Türkiye'de üretilen altının ülke ekonomisine çok büyük katkı sağladığını vurgulayan Yılmaz, şöyle konuştu:

"Biz 300 milyar dolar gibi bir rakamdan bahsediyoruz. Madencilikte çarpan etkisinin 4 olduğu düşünüldüğünde, bunun 4 misli katma değerden bahsediyoruz. Onun için Türkiye Cumhuriyet Merkez Bankası, çok doğru bir yaklaşımla dünyada en fazla altın satın alıp, altın rezervini yükselten merkez bankaları arasındadır. Biz bunun çok doğru olduğunu düşünüyoruz. Merkez Bankasının ön alım hakkı mevzuatla belirlenmiş bir haktır. Merkez Bankası 'Ön alım hakkımı kullanacağım' dediği anda başka hiçbir kayıtlı alıcıya altın satamazsınız. Merkez Bankamız, aşağı yukarı son 1,5 yıldır çok kısa bir aralık dışında Türkiye'de üretilen altının tamamını satın almıştır. Türkiye'de yerli ya da yabancı 15 işletmede altın üretiliyor. Bu 15 işletmede üretilen altının tamamını Merkez Bankamız satın almıştır ve bu altın yurt dışına çıkmamıştır. Türkiye son 20 yılda 453 ton altın üretmiş, bunun 78 tonunu devletimize vergi, harç, devlet hakkı gibi benzeri şekilde ödemişiz. Son 15 ayda ise Türkiye 45-50 ton altın üretmiş durumda. Yaklaşık bunun 15-20 tonunu, devlet hakkı, vergi ve harçlardan devlete direkt ödedik. Geriye kalmış 30-35 ton

Yılmaz, Türkiye'nin yıllık 100 tonluk altın üretme kapasitesine ulaştığında, ihtiyacının yarısına yakın kısmını kendisinin üretmiş olacağına dikkati çekerek, altın üretiminin artması için izinlere ilişkin süreçlerin kolaylaştırılmasını talep etti.
Yerli altın üretiminin ülke ekonomisine çok ciddi katkı yapacağına işaret eden Yılmaz, "Şu anda biz ülkenin ihtiyacının 200 tonda 35 tonunu karşılayabiliyoruz. Bunu 100 tona kadar karşılayabiliriz. Elimizde 18 proje var. Yeri, ismi belli ve fizibilitesi yapılmış bu 18 projeyi hayata geçirdiğimizde Türkiye zaten otomatikman yılda 100 ton altın üretebilir hale geliyor." ifadelerini kullandı.

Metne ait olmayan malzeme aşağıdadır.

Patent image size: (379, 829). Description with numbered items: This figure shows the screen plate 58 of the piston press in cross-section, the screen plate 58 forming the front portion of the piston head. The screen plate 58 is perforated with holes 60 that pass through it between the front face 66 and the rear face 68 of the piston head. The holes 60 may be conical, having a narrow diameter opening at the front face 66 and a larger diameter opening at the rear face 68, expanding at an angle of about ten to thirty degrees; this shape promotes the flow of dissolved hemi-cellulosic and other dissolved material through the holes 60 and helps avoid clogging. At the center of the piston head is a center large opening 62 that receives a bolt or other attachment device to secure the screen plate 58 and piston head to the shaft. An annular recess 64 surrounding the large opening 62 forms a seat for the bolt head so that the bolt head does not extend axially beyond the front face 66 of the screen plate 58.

Yılmaz, altının anlık fiyatının Londra Külçe Piyasaları Birliğinde (LBMA) belirlendiğini belirterek şunları kaydetti: "Orada belirlenen fiyatı burada Türk lirasına dönüştürüyoruz ki o liraya dönüşü de Merkez Bankası kendi kurundan yapıyor. Günlük kur neyse altın fiyatı neyse bu kur üzerinden doları Türk lirasına döndürüyoruz ve altını Merkez Bankamıza Türk lirası ile satıyoruz. Merkez Bankasının ön alım hakkı, ülkemiz için çok önemli. Çünkü altına vereceği dövizi altına vermek yerine, Türk lirası ile aldığı için döviz Merkez Bankası rezervlerinde ülkenin enerji ve akaryakıt gibi temel ihtiyaçları için kullanılıyor. Merkez Bankası, yurt dışında altın için giden dövizi ülke içinde, ülkenin ihtiyaçları için kullanma şansını elde ediyor. Ülke kaynaklarının dışarıya akmasının önüne geçmesinin yolu, kendi ülkemizdeki kaynaklarımızı üretip ekonomimize kazandırmak."

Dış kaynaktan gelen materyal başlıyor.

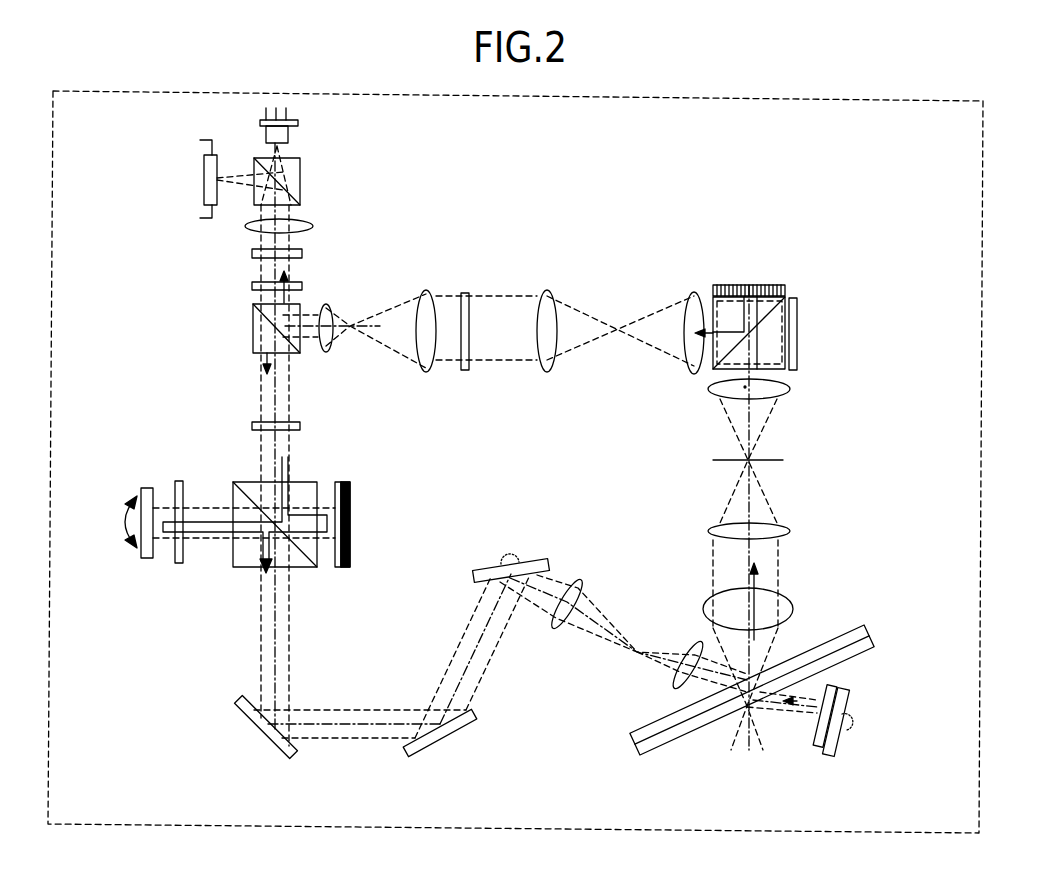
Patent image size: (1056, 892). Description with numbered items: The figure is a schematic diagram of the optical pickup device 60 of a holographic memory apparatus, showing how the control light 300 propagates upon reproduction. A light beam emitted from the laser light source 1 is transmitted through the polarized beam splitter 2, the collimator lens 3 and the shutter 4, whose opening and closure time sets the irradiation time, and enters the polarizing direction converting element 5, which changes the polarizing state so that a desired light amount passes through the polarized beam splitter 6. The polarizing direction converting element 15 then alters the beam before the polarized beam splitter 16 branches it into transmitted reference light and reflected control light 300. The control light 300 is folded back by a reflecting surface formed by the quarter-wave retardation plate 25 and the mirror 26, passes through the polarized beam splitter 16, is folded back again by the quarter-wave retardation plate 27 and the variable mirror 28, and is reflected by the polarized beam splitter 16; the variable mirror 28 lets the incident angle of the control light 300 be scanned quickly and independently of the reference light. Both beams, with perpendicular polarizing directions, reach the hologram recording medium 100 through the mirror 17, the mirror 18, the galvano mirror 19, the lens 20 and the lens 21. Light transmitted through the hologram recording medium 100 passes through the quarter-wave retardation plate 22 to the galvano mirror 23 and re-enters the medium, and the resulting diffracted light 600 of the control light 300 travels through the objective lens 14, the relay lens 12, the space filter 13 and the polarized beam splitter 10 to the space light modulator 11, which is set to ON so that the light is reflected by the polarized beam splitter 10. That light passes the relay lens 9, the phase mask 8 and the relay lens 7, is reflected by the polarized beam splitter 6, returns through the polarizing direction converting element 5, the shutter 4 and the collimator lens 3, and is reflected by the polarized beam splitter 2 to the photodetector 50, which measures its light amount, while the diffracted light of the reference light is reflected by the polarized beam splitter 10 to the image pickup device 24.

The laser light source 1 is at (291, 133).
The polarized beam splitter 2 is at (300, 181).
The collimator lens 3 is at (313, 226).
The shutter 4 is at (252, 253).
The polarizing direction converting element 5 is at (252, 286).
The polarized beam splitter 6 is at (253, 328).
The relay lens 7 is at (325, 283).
The phase mask 8 is at (465, 372).
The relay lens 9 is at (555, 283).
The polarized beam splitter 10 is at (713, 369).
The space light modulator 11 is at (757, 285).
The relay lens 12 is at (800, 398).
The space filter 13 is at (722, 459).
The objective lens 14 is at (793, 609).
The polarizing direction converting element 15 is at (252, 426).
The polarized beam splitter 16 is at (243, 567).
The mirror 17 is at (262, 737).
The mirror 18 is at (440, 745).
The galvano mirror 19 is at (487, 571).
The lens 20 is at (560, 625).
The lens 21 is at (690, 648).
The quarter-wave retardation plate 22 is at (818, 752).
The galvano mirror 23 is at (851, 705).
The image pickup device 24 is at (798, 334).
The quarter-wave retardation plate 25 is at (342, 568).
The mirror 26 is at (345, 481).
The quarter-wave retardation plate 27 is at (178, 564).
The variable mirror 28 is at (146, 559).
The photodetector 50 is at (204, 180).
The optical pickup device 60 is at (981, 466).
The hologram recording medium 100 is at (633, 748).
The control light 300 is at (206, 518).
The diffracted light 600 is at (500, 300).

Altın üreten firmalar arasında yerli ya da yabancı ayrımı olmadığını vurgulayan Yılmaz, "Türkiye'de Türk şirketleri var. Bunlar yabancı sermayeli olabilir, yerli sermayeli olabilir. Mevzuat açısından hiçbir ayrıcalık söz konusu değildir. Merkez Bankasının ön alım hakkı da dahil birebir aynı mevzuata tabiler. Altın üretiminin yüzde 50'si yerli, yüzde 50'si yabancı sermayeli şirketlerce yapılıyor." dedi.